Going online I could see that my lefty American friends were justifying what was happening to Israelis, claiming it was for the liberation of Palestine. I understood because I too would have thought like that once – I too was totally indoctrinated by that culture. As these were friends of mine from a debating society I thought I just need to discuss it all with them; explain that Hamas was a terrorist group that were hellbent on destroying the Jews but which also made the lives of Palestinians hell. I thought they would assimilate my arguments, after a thorough evaluation within their own logical calculus, and come to a more informed conclusion. Instead, they started slinging insults at me, calling me a coloniser.
That resulted in two things. First, it made me really disillusioned with the Western left.
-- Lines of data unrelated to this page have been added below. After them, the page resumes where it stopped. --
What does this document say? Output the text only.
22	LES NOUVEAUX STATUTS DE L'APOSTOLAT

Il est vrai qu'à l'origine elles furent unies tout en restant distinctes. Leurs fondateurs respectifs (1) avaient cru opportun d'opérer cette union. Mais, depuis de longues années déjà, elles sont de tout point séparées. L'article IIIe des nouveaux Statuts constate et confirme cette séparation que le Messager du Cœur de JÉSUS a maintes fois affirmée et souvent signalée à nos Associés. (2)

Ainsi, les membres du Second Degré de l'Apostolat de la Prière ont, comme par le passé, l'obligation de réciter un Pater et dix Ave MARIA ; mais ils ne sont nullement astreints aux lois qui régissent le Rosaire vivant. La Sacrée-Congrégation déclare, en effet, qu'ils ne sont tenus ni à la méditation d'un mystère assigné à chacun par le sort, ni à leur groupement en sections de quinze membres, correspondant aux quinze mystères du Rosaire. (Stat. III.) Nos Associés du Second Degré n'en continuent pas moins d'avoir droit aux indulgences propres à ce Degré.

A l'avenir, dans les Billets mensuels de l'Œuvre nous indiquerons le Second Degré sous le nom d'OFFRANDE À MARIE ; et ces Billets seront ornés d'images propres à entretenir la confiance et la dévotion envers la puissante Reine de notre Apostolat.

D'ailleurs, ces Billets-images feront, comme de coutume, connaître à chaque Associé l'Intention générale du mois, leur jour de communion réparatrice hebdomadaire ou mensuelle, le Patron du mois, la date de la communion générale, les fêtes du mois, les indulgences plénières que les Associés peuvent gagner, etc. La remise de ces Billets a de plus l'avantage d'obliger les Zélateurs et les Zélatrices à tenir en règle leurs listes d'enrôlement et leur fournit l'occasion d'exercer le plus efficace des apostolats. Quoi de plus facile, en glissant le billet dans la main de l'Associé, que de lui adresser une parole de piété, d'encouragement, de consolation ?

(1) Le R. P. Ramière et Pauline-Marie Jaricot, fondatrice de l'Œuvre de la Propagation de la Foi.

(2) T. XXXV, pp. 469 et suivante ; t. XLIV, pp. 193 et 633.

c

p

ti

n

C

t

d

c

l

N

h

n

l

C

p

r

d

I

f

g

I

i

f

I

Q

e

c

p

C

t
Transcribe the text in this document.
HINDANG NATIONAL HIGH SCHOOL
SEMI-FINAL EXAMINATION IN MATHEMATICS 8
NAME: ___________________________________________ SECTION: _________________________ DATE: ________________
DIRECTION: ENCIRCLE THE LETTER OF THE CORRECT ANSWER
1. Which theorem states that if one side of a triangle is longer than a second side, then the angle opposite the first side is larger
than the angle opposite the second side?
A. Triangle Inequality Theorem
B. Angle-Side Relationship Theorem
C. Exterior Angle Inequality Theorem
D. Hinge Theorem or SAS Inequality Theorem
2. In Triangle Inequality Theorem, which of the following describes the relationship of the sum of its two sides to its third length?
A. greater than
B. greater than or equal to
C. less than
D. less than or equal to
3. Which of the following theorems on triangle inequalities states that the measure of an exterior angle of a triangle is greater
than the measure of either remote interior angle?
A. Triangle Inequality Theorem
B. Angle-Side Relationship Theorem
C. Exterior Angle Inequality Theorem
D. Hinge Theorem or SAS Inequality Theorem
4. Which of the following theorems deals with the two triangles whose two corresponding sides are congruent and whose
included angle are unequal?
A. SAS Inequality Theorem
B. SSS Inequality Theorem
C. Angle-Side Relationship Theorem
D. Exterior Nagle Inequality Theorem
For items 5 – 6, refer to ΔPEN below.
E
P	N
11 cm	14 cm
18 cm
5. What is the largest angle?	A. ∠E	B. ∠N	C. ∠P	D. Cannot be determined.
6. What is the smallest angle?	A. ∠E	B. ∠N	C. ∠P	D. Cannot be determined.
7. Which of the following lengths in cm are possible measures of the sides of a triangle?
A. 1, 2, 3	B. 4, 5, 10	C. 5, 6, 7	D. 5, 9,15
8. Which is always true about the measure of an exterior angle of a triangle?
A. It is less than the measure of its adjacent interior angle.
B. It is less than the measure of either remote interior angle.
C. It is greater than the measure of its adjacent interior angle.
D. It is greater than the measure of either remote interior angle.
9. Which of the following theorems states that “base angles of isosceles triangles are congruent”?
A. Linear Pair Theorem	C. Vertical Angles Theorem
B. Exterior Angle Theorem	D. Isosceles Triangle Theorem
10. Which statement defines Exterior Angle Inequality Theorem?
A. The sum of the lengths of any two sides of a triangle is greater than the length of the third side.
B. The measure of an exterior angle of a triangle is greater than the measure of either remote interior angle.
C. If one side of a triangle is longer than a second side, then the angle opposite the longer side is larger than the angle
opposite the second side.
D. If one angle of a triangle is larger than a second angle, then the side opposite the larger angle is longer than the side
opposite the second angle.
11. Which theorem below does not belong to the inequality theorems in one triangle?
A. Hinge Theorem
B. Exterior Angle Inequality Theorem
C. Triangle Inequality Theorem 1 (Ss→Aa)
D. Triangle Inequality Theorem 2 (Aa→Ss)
Second, because I’d been looking for material to share on Hamas terrorism, algorithms started sending me material on the “right-wing” side of the culture wars including the gender critical movement. A lot of this content showed me how ridiculous it was to have men in women’s sport and I also started to see videos from detransitioners.
In the meantime, on a holiday to Ireland, I went to a Genspect Conference where I met detransitioners for the first time. Among them were a couple of masculine lesbians and I related to them so much. It was there that I was exposed to the idea that the category of woman – adult human female – was open to someone like me.
So, by the time October 7 happened I had already given up the belief that I should have been born a man. But everyone knew me as a guy and I didn’t know how to turn things around. I was meant to be going to the Nova festival but quite late on, the person who was meant to be our driver bailed out and so I ended up at a peace event with Jewish and Bedouin children. It was a really optimistic event and on October 6 I made a bunch of social media posts about peace and how it could happen.
I returned to Jerusalem where I was staying at the time. When I got woken up by a siren on October 7, I was sweaty because I was so nervous. It meant it would have been even harder to put my breast binder on so I just decided to leave it, even though I knew that everyone in the neighbourhood knew me as a man and might now see my breasts and realise I was a woman.
This ideology is so pernicious; you base your entire sense of self on a series of lies.
I realised in that moment that my healthy female body was all I needed to get to a bomb shelter. I realised that I didn’t want to be existing in a state of pathology that could only be remedied with experimental and dangerous medical interventions. Once you start to take testosterone and have your reproductive system removed, you are reliant upon pharmaceutical industries for the rest of your life. While catastrophic, this is somewhat doable if you live in a country that isn’t prone to wars. But if you don’t know whether you will be able to make it to the doctor’s office, it makes no sense at all.
My parents flew me home to America and for a long time I felt very depressed about everything, but I didn’t put the binder back on. I have since discovered that a binder is not a reversible middle ground. It has ruined the skin on my chest which is not elastic any more. I still have a lot of pain in my chest if I take a deep breath, something you can’t do at all if you wear a binder. My breast tissue is sore, and I have back, rib and shoulder pain.
I am still ambivalent about the fact I have a female body but I have accepted that trying to run away from this fact will only cause lifelong health consequences and I will still be female. Since I came home, I’ve been talking to some of the detransitioners I met in Ireland and have realised that more young women have to see people like me. Their activism has pulled me out of a dark place that I was in. I hope that even if just one butch lesbian sees my story and doesn’t put their body through an irreversible procedure as a result, it will be worth it.